MINNEAPOLIS (AP) — A Minnesota woman was sentenced Tuesday to five years in prison for swindling an elderly couple out of their life savings.
Carolyn Jean Cassar, 61, of Rochester received a sentence 14 months longer than federal court guidelines but two years fewer than what prosecutors had sought.
"This level of cold-blooded manipulation is beyond what even a normal fraudster exhibits," U.S. District Judge Joan Ericksen told Cassar, who stood silently next to her attorney. Ericksen added, "You knew what you were doing to the victims."
Cassar pleaded guilty in July to bilking her neighbors out of $840,000 over six years, using ever-more elaborate lies as she asked for increasing amounts of money.
From 2006 to 2012, Cassar borrowed money from the couple in 375 transactions, the Star Tribune (http://strib.mn/1dUCU3x) reported.
"As she earned the victims' trust and discovered that they believed everything she said, her lies became more frequent and more outlandish," Kim Svendsen, assistant U.S. attorney, told the judge.

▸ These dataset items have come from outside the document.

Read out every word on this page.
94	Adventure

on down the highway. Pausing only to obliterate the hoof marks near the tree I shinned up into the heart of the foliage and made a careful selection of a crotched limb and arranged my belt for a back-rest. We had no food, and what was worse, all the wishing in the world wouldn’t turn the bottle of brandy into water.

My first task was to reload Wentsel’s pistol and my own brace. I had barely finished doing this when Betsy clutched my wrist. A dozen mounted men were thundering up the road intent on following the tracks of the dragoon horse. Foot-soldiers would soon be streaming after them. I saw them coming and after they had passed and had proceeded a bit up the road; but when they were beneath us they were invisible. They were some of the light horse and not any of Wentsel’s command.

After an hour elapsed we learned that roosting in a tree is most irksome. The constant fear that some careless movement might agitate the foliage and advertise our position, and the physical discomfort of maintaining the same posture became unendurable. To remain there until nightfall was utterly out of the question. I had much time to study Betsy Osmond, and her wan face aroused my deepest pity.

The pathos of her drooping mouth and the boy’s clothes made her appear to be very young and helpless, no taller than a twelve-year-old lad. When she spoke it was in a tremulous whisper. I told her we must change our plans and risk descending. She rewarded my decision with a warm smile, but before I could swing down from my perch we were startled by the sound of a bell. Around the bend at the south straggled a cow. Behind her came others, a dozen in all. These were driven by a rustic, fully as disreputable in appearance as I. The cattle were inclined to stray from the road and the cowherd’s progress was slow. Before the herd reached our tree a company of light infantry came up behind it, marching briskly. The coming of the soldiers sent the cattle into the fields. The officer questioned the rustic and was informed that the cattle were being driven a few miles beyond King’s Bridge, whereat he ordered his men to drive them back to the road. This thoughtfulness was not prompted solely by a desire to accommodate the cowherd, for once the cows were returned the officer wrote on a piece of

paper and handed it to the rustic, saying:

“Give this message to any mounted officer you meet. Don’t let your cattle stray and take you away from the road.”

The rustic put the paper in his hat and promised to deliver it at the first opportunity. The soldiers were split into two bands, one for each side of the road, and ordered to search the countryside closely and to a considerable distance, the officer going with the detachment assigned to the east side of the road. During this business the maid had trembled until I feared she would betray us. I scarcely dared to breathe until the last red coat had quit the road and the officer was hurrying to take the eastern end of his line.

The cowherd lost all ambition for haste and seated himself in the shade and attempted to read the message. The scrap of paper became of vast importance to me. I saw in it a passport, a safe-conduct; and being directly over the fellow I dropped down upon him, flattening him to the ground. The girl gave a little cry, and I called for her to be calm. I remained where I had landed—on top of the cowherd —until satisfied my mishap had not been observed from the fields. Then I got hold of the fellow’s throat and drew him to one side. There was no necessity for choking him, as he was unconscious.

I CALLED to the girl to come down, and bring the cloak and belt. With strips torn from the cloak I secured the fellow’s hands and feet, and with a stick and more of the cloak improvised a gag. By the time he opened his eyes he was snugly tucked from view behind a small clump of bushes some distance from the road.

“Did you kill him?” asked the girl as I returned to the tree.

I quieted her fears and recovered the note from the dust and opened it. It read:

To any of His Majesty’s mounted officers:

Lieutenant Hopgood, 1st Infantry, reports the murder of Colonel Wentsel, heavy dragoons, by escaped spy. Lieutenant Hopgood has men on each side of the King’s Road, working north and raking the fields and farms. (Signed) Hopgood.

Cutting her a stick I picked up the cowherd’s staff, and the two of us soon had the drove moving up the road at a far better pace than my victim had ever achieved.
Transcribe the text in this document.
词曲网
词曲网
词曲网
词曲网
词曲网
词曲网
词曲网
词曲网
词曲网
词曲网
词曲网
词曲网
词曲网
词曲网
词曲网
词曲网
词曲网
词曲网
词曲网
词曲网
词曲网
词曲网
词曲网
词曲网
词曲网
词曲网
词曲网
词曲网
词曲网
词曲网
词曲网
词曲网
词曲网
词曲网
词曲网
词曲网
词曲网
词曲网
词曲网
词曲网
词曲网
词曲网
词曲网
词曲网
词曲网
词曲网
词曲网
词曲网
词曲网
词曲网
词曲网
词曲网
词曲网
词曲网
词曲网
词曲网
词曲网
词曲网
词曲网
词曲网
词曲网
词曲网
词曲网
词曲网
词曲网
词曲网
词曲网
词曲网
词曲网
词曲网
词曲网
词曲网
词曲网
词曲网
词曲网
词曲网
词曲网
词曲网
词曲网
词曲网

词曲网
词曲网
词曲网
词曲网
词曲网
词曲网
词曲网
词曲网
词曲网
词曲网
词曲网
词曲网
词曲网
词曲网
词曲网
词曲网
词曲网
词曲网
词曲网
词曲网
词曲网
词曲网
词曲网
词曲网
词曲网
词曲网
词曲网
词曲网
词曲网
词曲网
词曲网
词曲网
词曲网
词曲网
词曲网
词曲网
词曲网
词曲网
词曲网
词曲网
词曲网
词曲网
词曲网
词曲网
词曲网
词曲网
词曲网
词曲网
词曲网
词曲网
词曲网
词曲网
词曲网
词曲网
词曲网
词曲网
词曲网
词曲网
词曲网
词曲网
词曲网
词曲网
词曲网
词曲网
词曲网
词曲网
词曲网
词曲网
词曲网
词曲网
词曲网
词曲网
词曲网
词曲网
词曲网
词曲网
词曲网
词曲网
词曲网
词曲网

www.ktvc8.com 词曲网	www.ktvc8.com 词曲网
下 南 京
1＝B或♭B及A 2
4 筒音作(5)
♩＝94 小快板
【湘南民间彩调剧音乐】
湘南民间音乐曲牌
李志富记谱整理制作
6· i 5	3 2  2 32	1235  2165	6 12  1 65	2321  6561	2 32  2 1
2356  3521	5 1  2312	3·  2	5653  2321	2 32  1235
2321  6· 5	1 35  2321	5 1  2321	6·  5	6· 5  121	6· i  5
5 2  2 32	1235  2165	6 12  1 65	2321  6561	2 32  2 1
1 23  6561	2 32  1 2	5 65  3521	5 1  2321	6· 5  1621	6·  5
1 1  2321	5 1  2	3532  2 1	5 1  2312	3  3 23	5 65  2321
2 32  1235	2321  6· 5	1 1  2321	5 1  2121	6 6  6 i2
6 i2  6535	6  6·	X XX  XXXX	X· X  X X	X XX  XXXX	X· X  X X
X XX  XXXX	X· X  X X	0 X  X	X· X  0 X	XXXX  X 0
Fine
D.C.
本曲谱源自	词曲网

"As a result of her lies, Cassar was able to have all the things the defendants denied themselves their entire lives, including lavish vacations and expensive furnishings for her home, and the victims were left with nothing," Svendsen said.
According to the plea agreement and other court documents, Cassar persuaded the couple to give her money for travel to Washington, D.C., so she could attend to the affairs of her daughter's death in a car crash, including buying a dress for her burial.
Cassar has a daughter, but she is alive, according to an earlier prosecution filling.
The couple also gave Cassar money to travel to Italy based on the false premise that she had to help bring to justice a former business associate who had defrauded her.
Instead, Cassar spent much of the money for flights to Europe for family vacations, and trips to Italy so that American architects could study Italian architecture in preparation for building a mansion for her in Rochester. Designs of her new house and copies of records of flights she took were included in court documents.
Over the course of the scheme, Cassar paid back $1,300 to the couple. The judge ordered Cassar to pay restitution to the couple.
Cassar's attorney, Reynaldo Aligada, appealed for a shorter prison term, noting that because of Cassar's age, she would not be prone to reoffend.
Cassar had no comment at the sentencing and Aligada had no comment afterward.